Providing a home for people to rent is a responsibility no investor should take lightly.
Those who regard tenants as just a source of cash to service their loan until they reap the property's capital gain, will be alarmed by the Labour Party's tenancy policies announced yesterday.
It would mean tenants could not be evicted without reason and where there is a legitimate reason, the tenants would have to be given 90 days notice, not the 42 days they are given now. Three months is much fairer than six weeks for families that will need to find another house and probably uproot children from their school.
Labour would ban the "letting fee" rort at the start of a tenancy and the law would allow no more than one rent increase a year, the formula for increases to be specified in the rental agreement. Tenants with a lease of a year or more would also be able to negotiate rights to make minor alterations, such as shelving or painting, if they pay a double bond and undertake to restore the property to its original state at the end of the tenancy.

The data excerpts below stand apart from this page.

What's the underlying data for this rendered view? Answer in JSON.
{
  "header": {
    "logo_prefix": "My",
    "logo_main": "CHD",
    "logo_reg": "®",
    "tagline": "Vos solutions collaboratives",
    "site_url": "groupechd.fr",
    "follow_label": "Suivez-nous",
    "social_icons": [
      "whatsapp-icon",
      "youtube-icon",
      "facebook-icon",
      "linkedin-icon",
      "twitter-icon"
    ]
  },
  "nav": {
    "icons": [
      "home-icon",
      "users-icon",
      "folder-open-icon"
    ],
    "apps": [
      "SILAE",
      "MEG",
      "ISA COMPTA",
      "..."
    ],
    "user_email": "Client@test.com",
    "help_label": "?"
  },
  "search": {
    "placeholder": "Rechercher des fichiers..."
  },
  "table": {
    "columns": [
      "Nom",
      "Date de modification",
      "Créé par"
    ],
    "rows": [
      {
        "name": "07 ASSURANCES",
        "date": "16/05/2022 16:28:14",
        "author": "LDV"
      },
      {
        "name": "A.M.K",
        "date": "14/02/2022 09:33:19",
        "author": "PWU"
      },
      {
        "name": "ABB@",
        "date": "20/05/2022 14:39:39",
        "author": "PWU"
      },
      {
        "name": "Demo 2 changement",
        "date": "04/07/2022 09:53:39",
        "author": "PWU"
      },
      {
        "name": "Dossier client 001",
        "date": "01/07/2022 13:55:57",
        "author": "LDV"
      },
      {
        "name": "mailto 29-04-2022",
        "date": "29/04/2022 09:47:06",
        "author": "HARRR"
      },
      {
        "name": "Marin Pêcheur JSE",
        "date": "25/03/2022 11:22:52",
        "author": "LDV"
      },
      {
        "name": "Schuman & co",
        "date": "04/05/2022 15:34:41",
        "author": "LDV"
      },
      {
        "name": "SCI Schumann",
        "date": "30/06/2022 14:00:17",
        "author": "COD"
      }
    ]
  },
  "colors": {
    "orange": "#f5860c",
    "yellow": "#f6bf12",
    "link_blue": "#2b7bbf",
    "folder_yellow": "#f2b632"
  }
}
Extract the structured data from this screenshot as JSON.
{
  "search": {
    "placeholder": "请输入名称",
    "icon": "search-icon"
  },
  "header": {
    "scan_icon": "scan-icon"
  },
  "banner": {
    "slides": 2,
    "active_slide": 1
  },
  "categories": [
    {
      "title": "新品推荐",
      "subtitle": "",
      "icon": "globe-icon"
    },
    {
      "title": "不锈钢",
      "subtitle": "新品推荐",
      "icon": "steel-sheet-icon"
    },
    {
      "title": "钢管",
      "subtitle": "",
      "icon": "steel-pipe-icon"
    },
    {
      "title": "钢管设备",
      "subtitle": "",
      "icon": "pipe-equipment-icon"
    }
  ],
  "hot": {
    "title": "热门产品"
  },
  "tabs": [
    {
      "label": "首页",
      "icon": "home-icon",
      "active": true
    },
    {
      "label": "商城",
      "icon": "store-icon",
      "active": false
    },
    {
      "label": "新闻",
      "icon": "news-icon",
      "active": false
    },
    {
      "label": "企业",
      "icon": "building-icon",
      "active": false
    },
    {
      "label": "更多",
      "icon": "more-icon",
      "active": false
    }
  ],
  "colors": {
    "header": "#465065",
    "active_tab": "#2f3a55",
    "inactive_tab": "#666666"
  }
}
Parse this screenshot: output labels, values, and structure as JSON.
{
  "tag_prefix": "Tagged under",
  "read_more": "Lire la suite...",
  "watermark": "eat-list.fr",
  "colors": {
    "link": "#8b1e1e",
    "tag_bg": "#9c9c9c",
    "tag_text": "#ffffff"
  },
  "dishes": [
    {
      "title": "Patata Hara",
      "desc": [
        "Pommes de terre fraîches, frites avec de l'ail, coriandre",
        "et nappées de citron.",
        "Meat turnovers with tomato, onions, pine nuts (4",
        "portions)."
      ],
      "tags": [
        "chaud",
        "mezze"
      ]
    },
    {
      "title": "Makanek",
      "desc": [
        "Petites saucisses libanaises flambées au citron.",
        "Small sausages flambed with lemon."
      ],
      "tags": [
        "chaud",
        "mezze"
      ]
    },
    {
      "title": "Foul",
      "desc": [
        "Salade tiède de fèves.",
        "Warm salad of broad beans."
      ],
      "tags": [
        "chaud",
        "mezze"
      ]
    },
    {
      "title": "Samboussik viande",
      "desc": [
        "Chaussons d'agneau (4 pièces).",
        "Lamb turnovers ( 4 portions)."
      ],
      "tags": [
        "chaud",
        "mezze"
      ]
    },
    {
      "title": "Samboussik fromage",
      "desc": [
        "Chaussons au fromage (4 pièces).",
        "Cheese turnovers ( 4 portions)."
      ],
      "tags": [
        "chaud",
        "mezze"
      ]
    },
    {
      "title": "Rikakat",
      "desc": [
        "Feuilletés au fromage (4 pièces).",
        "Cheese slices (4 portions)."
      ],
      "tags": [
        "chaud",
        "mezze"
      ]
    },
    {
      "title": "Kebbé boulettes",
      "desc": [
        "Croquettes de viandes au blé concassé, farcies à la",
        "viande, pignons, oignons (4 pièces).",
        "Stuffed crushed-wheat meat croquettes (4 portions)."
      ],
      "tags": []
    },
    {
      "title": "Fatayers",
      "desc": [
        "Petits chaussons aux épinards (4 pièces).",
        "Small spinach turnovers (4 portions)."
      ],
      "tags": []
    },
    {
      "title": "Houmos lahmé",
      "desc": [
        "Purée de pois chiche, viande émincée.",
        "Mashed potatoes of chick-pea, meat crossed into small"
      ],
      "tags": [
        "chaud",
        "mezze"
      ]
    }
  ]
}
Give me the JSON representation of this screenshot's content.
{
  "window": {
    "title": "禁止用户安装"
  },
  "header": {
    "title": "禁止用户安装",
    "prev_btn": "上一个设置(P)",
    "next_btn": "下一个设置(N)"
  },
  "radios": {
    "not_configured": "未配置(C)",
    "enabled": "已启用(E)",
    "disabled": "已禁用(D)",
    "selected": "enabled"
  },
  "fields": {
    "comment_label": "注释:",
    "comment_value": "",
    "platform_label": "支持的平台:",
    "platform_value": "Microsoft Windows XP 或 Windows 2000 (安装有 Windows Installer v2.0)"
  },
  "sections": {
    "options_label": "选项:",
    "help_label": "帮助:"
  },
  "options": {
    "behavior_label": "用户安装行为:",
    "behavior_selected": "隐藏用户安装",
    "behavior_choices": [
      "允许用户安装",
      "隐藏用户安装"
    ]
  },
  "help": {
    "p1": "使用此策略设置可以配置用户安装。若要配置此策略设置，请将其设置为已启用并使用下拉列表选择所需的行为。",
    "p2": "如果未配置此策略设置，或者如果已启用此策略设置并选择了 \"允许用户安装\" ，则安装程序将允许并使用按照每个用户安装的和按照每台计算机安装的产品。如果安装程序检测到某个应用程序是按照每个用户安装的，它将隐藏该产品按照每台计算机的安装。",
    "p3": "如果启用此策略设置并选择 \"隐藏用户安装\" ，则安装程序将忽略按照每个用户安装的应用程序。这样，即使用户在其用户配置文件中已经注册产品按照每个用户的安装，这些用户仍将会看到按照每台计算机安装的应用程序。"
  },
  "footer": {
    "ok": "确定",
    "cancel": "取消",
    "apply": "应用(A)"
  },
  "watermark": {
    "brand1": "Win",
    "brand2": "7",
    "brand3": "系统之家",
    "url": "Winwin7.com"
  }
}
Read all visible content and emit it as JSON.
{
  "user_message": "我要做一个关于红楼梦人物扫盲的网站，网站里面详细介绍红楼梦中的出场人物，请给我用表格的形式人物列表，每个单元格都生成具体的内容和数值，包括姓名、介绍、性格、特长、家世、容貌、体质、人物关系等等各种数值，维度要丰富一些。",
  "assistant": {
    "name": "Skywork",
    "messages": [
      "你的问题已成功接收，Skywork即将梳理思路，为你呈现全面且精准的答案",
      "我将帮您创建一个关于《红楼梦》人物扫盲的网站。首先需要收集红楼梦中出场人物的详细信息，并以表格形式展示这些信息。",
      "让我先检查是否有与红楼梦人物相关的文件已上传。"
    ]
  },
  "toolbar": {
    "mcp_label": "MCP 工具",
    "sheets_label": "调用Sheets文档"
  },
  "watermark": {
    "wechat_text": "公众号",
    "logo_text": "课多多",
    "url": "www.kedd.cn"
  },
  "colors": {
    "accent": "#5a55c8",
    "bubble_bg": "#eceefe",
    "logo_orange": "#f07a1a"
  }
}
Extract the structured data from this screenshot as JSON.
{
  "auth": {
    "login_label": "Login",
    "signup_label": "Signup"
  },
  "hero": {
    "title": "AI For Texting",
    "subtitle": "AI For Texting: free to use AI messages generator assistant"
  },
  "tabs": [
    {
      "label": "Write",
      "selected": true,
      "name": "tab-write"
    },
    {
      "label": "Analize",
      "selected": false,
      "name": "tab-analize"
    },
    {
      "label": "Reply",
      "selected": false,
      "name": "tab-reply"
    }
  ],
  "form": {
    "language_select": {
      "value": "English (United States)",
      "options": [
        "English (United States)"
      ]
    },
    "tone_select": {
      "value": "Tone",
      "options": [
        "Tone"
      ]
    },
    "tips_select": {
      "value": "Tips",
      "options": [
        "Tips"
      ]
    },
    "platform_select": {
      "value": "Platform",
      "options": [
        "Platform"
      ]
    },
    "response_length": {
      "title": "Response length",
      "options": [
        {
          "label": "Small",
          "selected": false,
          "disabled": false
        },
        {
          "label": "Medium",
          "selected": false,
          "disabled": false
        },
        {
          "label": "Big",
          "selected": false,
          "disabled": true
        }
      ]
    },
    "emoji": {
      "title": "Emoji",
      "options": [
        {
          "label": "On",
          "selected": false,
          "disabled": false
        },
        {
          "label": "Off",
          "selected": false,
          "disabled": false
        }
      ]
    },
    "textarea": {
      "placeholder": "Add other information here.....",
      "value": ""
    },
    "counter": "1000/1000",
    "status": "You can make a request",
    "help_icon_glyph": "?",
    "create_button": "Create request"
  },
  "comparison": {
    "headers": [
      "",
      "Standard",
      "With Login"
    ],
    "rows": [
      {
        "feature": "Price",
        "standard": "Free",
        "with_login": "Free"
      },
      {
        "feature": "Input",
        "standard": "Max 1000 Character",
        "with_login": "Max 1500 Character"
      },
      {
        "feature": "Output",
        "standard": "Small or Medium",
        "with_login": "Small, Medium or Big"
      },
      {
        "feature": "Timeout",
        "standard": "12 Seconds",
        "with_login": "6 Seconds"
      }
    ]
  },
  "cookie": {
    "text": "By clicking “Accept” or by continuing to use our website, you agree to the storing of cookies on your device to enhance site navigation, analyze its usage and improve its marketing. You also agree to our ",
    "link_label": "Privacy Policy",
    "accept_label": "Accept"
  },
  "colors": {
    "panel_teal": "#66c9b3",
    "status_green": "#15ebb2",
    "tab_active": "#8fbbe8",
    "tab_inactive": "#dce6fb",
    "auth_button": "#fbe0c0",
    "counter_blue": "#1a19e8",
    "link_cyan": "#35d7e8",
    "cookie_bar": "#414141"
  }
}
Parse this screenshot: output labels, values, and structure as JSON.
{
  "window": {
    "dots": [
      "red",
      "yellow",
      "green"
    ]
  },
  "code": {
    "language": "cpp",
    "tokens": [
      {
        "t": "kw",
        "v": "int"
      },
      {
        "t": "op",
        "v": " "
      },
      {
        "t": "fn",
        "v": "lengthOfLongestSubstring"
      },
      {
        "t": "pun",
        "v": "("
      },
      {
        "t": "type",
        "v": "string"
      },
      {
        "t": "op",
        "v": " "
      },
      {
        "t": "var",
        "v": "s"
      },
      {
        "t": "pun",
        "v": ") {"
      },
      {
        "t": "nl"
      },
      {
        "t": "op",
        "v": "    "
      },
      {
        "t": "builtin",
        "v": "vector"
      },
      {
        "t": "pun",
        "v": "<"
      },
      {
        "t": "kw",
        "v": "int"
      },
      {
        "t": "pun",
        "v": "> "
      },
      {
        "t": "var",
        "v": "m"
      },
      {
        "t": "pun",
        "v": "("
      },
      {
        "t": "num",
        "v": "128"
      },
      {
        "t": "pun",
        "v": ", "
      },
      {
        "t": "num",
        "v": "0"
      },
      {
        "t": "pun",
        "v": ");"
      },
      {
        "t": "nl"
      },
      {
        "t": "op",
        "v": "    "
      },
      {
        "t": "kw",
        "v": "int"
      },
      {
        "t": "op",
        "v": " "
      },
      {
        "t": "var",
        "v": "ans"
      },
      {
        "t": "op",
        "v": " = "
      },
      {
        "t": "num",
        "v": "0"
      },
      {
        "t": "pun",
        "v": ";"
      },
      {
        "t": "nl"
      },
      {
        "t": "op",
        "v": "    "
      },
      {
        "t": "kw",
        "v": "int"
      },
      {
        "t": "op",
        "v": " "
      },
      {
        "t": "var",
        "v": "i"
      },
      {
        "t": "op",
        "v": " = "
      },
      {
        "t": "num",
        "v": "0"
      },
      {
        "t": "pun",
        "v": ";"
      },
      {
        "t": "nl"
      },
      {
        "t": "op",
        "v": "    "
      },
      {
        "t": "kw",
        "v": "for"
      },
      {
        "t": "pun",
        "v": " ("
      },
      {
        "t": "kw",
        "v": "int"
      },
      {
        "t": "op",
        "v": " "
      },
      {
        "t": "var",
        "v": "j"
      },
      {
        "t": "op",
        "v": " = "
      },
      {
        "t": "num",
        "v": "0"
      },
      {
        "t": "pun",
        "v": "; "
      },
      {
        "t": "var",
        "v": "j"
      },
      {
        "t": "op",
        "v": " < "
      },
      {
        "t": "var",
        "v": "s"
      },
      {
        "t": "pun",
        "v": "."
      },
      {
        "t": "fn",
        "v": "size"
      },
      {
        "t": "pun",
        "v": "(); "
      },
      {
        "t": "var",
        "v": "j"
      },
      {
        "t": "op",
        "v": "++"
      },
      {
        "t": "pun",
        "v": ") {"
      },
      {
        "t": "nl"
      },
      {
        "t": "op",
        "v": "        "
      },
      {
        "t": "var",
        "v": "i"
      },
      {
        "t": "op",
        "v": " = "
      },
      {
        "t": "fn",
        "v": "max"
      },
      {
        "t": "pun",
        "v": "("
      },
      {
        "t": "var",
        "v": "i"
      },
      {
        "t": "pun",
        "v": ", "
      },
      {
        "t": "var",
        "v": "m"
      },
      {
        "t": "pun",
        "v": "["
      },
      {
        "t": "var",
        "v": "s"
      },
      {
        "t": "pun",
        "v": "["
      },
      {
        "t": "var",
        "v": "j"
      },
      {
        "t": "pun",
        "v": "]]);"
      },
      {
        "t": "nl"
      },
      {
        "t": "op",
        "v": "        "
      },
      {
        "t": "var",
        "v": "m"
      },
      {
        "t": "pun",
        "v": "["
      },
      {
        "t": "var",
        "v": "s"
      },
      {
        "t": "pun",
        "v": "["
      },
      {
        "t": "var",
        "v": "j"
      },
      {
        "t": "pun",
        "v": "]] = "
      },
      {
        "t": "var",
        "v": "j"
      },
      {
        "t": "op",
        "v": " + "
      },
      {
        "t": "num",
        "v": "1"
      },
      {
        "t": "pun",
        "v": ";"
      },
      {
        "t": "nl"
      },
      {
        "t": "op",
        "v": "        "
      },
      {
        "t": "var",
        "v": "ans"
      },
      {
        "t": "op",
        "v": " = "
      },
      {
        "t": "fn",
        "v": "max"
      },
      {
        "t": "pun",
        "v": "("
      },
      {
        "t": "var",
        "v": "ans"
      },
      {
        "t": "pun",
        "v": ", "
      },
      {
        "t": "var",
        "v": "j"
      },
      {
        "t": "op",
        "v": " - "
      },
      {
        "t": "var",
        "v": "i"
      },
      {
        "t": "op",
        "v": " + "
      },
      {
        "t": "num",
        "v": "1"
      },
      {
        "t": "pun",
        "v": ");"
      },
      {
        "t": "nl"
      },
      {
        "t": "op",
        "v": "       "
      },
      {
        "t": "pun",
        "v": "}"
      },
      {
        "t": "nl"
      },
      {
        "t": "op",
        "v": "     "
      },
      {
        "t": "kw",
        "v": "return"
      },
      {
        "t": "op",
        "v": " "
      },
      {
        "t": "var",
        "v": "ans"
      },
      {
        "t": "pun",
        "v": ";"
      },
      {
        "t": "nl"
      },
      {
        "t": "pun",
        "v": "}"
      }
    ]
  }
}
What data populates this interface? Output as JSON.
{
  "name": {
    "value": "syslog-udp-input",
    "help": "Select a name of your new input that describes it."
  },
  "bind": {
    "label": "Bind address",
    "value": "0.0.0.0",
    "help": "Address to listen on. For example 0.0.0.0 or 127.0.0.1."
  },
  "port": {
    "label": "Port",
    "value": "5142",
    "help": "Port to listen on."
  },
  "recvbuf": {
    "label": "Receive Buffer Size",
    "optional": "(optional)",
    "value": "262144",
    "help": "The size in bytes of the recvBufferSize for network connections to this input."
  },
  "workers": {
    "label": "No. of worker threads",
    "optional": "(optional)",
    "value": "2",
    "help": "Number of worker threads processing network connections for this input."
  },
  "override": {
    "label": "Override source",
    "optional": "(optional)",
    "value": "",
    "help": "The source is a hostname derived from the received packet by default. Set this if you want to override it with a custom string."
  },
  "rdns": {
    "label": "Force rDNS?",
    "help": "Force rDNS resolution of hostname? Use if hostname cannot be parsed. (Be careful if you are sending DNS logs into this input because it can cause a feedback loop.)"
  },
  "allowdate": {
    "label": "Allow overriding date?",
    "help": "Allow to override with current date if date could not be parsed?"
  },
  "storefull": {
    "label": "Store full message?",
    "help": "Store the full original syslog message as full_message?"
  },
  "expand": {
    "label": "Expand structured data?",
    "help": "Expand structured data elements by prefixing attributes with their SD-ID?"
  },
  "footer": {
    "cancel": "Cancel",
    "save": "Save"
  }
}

The house owner would also be required by law to ensure it is capable of being kept warm, dry and healthy for tenants. Labour would provide $2000 grants for upgrading insulating and heating.
There can be no objection from residential property owners to this degree of government interference in the business. It is a business that does very well out of government accommodation grants to beneficiaries to enable them to afford the rents the market is setting. It is well past time this country's tenancy protections caught up with the large proportion of the younger population who may never be able to own a house at current prices.
But those young people should not be content with fairer tenancy rights, they should be looking to the parties in this election to offer them hope that house prices will come back within reach of average incomes eventually. One way to do that would be to do what Labour is proposing on the taxation of rental properties.
The party is not just planning to tax the capital gains of houses sold within five years of purchase, it also intends to end the ability of investors to use "negative gearing" (rental properties that don't cover their costs) to offset tax on their other income.
This appears to mean losses on one rental property could not be used to reduce tax on the income from other rentals, which encourages multiple home ownership. The "ring fencing" of losses on each property could be so effective in bringing house prices down that Labour is proposing to phase in the change over five years, reducing the deductibility by 20 per cent a year.
Nobody should want to see house prices crash overnight. Those hurt most would be young people who have taken on the mortgages required to acquire a house at the prices of the past decade. If prices come down gently those people may be able to reduce their debts by cashing in on increased equity while they can.
In the meantime, those waiting to afford their first home deserve fairer and more secure tenancies.